Safekeeping: Some True Stories From a Life
Reviewed by Ken Johnston, Fri., May 12, 2000
Safekeeping: Some True Stories From a Lifeby Abigail Thomas
Knopf, 179 pp. $22
While baking an apple cake for her young grandchildren, Abigail Thomas squelches the impulse to tell them that she, as their grandmother, is not a mere synonym for "cake." If she could, she would tell them that in her youth in the 1960s she wore miniskirts without panties, had a shotgun wedding at the age of 19, strings of meaningless affairs between her ill-fated marriages, listened to Hendrix and the Beatles while raising her children in unfurnished apartments (she used an overturned drawer for a kitchen table) while never learning to clean house. Of course, she cannot tell such things to her doting grandchildren. In her memoir Safekeeping: Some True Stories From a Life, however, Thomas is remarkably candid about her carefree love life -- and often careless parenting -- in her attempt to trace her path from Sixties flower child to cake-baking grandmother.

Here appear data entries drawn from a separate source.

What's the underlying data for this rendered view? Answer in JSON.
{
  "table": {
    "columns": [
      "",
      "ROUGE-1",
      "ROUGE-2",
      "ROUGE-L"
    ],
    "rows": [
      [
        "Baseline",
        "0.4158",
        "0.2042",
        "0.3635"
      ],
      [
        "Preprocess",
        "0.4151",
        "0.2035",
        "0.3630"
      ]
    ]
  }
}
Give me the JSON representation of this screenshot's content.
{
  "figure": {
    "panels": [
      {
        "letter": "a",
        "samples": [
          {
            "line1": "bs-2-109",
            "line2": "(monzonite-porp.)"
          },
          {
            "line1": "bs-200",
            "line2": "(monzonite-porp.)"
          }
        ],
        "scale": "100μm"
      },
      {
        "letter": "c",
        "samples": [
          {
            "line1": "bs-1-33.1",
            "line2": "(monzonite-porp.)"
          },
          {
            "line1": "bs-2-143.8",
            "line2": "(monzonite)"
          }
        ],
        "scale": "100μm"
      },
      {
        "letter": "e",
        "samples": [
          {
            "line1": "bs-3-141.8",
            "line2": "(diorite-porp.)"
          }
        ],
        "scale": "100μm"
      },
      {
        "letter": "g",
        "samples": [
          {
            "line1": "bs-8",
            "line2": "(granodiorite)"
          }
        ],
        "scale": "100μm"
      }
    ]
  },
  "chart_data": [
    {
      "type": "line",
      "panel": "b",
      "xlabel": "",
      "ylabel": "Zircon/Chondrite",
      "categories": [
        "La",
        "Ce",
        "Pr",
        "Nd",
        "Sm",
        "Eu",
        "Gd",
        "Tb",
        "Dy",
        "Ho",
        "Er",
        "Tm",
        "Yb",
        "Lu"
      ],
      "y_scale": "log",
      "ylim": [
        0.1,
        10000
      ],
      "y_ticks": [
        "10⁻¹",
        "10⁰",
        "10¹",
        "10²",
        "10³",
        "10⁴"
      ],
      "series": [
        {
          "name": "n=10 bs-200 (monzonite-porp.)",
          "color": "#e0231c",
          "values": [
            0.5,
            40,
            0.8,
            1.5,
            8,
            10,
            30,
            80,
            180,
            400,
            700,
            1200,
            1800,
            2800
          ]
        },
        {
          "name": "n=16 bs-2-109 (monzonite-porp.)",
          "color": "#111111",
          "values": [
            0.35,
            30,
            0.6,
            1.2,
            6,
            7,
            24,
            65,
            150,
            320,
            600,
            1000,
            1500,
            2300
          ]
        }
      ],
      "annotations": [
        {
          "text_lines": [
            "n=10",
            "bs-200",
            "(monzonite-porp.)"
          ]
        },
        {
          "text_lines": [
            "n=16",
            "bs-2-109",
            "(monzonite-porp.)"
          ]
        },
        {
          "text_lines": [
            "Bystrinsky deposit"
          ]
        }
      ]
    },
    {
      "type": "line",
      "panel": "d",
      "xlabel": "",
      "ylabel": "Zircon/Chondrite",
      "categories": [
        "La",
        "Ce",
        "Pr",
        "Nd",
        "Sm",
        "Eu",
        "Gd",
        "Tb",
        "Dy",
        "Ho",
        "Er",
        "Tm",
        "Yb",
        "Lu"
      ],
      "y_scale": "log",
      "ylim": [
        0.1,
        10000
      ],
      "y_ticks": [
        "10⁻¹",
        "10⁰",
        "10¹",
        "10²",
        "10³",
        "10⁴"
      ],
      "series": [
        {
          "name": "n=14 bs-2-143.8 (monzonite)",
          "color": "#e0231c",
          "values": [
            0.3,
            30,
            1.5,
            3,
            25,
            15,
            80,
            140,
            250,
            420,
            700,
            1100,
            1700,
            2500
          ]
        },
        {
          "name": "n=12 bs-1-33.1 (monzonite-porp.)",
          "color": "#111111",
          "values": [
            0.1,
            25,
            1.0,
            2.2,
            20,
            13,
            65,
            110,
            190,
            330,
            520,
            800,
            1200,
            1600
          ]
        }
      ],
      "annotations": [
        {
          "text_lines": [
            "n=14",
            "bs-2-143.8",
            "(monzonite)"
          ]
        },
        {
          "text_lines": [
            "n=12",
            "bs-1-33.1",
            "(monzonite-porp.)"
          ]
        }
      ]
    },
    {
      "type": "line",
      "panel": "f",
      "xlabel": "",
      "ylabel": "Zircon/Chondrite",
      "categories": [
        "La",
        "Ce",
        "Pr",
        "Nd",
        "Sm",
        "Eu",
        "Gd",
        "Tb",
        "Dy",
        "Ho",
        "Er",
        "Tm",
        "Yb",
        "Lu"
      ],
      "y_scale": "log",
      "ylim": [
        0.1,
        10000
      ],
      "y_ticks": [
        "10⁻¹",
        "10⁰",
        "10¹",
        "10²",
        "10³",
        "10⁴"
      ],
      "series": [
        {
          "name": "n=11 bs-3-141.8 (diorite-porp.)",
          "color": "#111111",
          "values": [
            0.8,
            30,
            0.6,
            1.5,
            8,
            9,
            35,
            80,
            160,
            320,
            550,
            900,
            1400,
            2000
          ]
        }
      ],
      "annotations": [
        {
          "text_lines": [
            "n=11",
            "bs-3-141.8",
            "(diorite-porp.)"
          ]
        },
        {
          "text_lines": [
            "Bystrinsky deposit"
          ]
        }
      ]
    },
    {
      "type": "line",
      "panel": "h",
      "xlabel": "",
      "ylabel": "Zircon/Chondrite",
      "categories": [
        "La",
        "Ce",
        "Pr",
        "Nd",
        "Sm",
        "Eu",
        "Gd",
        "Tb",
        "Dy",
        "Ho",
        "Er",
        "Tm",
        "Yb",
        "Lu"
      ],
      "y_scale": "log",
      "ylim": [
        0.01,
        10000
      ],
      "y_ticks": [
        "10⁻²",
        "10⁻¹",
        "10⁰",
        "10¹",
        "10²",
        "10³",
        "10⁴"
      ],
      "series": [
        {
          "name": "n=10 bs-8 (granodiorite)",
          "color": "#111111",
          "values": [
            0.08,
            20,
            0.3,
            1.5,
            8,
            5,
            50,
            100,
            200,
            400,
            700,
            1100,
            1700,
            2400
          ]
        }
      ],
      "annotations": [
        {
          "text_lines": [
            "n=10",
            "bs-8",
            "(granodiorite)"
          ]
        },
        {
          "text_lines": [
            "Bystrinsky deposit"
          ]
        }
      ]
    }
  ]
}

Thomas, formerly a literary agent and now an English professor in New York, has received glowing critical acclaim for previous story collections based loosely on her past. In moving from fiction to memoir, this collection of wallet-sized vignettes (most run a paragraph to two pages) reads like a collaboration between Richard Brautigan and Joni Mitchell. In Brautigan fashion, each story enlarges a cellular moment through the judicious selection of detail and delivery, suggesting conceptual possibilities (like good poetry) as opposed to concrete conclusions. Thomas' confessional honesty, meanwhile, is acutely reminiscent of Mitchell's thematic treatment of insecurities, self-doubt, and the compulsive need to feel desired. The last of these was virtually all-absorbing for Thomas:
The Vietnam War was on, and they all believed so earnestly that things must and could change, a single voice raised with other voices would fix the world. And making love was really making love, they thought, something hopeful was released into the air, every time, like a nutrient for the planet. She craved experience and she confused experience with sex. Not to knock it. But it isn't the be-all and end-all she'd once thought.
Although Thomas does confess to occasional regrets, it remains clear that she has weathered her relationships without bitterness toward her lovers (quite the opposite, actually), and without the enduring self-chastisement that ages people ahead of time. She views her past as more comic than tragic, each episode another brick of enlightenment along the road to her ultimate question: Have I finally grown up? Fortunately, Thomas never quite arrives at an answer, and to this end Safekeeping stands as a refreshing testimonial for the unrepentant -- and in Thomas' case unsinkable -- youthful free spirit.